The Macro: Nobody Trusts Their Company’s Data
Every data team has the same nightmare scenario. The CEO opens a dashboard, sees a number that looks wrong, and asks “can I trust this data?” The answer, more often than anyone wants to admit, is “not entirely.”
Data quality problems are endemic in modern data stacks. Pipelines break silently. Schema changes upstream cascade into incorrect downstream calculations. Two teams define “monthly active users” differently and produce conflicting numbers. NULL values sneak into critical columns. By the time anyone notices, decisions have been made on bad data.
The existing data quality tools like Monte Carlo, Anomalo, and Great Expectations provide monitoring and alerting. They tell you when a metric looks anomalous or when a test fails. But they are reactive: they detect problems after bad data has already propagated through the stack. And they require significant setup, defining tests, configuring thresholds, and maintaining rules as the data stack evolves.
Velum Labs, backed by Y Combinator, takes a different approach. They call their product a “semantic control plane for data” that monitors query patterns, detects divergences automatically, traces root causes through query lineage, and generates data contracts to prevent future issues.
The Micro: Finding Problems Nobody Knew to Look For
Benjamin Munoz-Cerro (CEO) studied physics and mathematics at Stanford with 5 years in reinforcement learning methods for quantum computing. Alen Rubilar-Munoz (CTO) is a mathematician and ML engineer with a background in geometric deep learning and analog computing. Both have research affiliations with Harvard, Stanford, and the Max Planck Institute.

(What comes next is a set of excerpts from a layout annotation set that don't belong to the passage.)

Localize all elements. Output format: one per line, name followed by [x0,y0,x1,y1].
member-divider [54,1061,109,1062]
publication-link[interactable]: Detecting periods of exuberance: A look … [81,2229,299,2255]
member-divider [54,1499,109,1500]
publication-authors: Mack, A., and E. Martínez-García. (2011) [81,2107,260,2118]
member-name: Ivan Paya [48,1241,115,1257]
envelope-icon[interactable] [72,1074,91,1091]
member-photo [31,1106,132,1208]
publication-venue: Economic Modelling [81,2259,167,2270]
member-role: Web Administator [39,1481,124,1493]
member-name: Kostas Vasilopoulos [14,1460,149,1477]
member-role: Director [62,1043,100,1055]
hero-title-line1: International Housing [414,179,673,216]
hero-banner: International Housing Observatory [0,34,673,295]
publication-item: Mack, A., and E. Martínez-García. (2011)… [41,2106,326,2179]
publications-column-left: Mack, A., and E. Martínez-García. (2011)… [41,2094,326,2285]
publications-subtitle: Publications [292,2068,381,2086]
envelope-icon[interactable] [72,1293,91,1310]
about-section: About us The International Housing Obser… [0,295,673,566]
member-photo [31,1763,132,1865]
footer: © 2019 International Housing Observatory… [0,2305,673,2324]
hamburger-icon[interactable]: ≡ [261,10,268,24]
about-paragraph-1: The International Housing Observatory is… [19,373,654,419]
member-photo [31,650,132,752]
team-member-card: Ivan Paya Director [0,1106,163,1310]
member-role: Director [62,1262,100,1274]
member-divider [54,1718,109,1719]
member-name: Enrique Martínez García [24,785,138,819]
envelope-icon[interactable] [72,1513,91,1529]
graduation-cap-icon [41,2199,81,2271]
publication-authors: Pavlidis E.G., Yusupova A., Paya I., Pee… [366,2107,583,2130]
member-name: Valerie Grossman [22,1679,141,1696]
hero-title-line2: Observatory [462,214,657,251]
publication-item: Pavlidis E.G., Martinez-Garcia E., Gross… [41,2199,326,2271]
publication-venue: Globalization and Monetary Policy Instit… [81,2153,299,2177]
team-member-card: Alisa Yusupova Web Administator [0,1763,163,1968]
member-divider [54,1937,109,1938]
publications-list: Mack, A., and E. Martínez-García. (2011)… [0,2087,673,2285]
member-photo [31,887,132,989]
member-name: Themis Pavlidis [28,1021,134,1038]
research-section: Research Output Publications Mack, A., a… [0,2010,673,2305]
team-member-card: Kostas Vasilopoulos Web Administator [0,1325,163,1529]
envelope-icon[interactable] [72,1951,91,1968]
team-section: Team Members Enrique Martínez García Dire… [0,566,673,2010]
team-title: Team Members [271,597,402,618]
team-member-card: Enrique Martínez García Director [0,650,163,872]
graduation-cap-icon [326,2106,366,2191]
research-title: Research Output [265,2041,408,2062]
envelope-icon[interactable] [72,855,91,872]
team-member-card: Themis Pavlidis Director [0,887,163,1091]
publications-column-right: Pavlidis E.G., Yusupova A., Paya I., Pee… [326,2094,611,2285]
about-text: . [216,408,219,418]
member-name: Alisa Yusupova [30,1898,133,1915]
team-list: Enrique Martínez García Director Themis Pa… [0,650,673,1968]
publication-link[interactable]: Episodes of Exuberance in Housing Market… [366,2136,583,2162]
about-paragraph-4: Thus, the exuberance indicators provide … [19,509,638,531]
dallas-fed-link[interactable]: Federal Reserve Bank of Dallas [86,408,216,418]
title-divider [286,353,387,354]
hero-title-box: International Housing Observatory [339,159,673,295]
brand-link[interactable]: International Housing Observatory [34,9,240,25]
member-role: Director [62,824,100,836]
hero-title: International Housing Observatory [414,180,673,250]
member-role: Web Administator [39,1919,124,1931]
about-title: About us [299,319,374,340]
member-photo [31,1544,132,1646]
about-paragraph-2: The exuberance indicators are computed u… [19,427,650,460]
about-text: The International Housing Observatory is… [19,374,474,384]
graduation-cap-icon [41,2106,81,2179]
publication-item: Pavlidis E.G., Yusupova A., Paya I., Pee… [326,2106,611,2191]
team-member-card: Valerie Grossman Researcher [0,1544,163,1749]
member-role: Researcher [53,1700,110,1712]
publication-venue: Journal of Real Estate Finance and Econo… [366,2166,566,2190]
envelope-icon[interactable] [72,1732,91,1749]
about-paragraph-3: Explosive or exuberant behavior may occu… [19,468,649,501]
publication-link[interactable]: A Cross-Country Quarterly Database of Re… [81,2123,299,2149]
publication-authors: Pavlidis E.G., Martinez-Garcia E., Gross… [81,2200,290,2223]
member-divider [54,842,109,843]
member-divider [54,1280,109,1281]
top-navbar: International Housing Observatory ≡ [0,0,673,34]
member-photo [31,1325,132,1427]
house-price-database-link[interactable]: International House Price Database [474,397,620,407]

The technical approach is interesting. Instead of requiring users to define data quality rules manually, Velum monitors production query traffic and automatically detects when teams calculate the same metric differently. This catches semantic inconsistencies that no predefined test would find. If the marketing team’s definition of “revenue” includes refunds and the finance team’s does not, Velum spots the divergence.
When an issue is detected, Velum traces through production query traffic to find the root cause without requiring manual documentation of the data lineage. Then it deploys fixes through existing workflows like Git, dbt, and CI/CD pipelines. Finally, it generates data contracts from real problems, creating enforceable rules that prevent the same issue from recurring.
This “contracts from real problems” approach is pragmatic. Most data contract initiatives fail because they start with abstract schema definitions rather than real issues. Velum flips this: find the problems first, then generate the contracts that would have prevented them.
Competitors include Monte Carlo (data observability), Soda (data quality testing), and Atlan (data governance). Velum’s differentiator is the automatic detection of semantic inconsistencies across teams rather than relying on predefined rules.
The Verdict
Velum Labs is tackling data trust, which is arguably the most important unsolved problem in data engineering. If you cannot trust your data, everything built on top of it is suspect.
At 30 days: how many semantic inconsistencies is Velum finding in customer data stacks that existing monitoring tools missed?
At 60 days: are the auto-generated data contracts being adopted by data teams, or do they require significant modification?
At 90 days: is Velum reducing the time data teams spend on reactive firefighting and incident response?
I think the approach is smart. Starting from real query traffic rather than abstract rules sidesteps the biggest failure mode of data quality tools: setup fatigue. If Velum can automatically find the problems that matter and generate the fixes, data teams will adopt it because it makes their lives measurably better.